Though the couple now lives in Norway, India continues to play a strategic role in their portfolio. “Legacy investments are one reason. But I also believe in the India growth story. My India allocation won’t go below 15%. It’s also a way to diversify geopolitical risk,” said Chakraborty.
Over the past three years, Indian equity mutual funds in his portfolio have delivered around a 17% compound annual growth rate (CAGR), while global index funds have returned about 18%. Indian debt has yielded around 7%, compared to roughly 4.5% from Norwegian bank deposits.
“I’m mainly saving for travel in retirement. Our pensions will cover the living costs but we want to keep traveling,” Chakraborty said.
Time, the ultimate luxury
For the couple, luxury in Norway isn’t measured by indulgent consumption or extensive travel, but by free time. “Quality time with family is the biggest luxury,” said Chakraborty.
Materially, some things are easier to afford than they might have been in India. Premium cars such as BMWs and Mercedes are common. The family also takes two to three European vacations a year, thanks to proximity, ease of travel and earnings in NOK which saves on currency conversion.
In a country where almost everything is expensive and taxes are unavoidable, Chakraborty’ s experience shows why many expats still choose to stay.

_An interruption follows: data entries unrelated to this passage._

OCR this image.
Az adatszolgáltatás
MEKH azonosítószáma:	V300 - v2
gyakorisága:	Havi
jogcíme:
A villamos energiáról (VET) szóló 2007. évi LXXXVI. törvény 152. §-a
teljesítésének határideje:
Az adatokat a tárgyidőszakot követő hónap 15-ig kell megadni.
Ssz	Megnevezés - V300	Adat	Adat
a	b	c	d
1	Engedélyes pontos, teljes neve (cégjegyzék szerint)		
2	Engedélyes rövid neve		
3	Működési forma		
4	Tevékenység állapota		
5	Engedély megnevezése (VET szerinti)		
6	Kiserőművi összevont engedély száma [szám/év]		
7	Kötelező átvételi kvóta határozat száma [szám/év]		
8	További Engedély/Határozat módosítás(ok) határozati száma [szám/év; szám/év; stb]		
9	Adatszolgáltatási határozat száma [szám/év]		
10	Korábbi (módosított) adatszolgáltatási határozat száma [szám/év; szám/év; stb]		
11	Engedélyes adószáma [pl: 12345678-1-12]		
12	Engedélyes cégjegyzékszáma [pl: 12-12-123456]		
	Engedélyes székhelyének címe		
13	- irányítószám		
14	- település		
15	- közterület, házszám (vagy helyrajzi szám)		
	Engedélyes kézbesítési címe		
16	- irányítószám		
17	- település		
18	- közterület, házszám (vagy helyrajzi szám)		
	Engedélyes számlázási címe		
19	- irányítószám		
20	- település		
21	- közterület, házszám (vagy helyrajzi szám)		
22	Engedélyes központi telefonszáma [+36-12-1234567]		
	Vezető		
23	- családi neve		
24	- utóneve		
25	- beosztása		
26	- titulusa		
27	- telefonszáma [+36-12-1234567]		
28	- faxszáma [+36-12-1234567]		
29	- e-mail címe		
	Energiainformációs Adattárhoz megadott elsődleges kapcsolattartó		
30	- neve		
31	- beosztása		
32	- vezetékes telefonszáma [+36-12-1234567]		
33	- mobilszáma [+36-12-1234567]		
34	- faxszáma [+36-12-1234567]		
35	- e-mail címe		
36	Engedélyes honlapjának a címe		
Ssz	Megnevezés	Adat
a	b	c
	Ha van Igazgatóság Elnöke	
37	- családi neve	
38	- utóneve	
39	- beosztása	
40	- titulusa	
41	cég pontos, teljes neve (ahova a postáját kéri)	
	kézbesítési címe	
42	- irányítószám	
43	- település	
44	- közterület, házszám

“Living in a high-tax country has made me rethink the idea of chasing more money. Working harder to earn more doesn’t always make sense when nearly half of every extra penny goes in taxes. You start appreciating the value of private time with family and work-life balance.”
Asked whether they plan to return to India, Chakraborty paused. “We haven’t thought about it deeply. We’re already settled here.”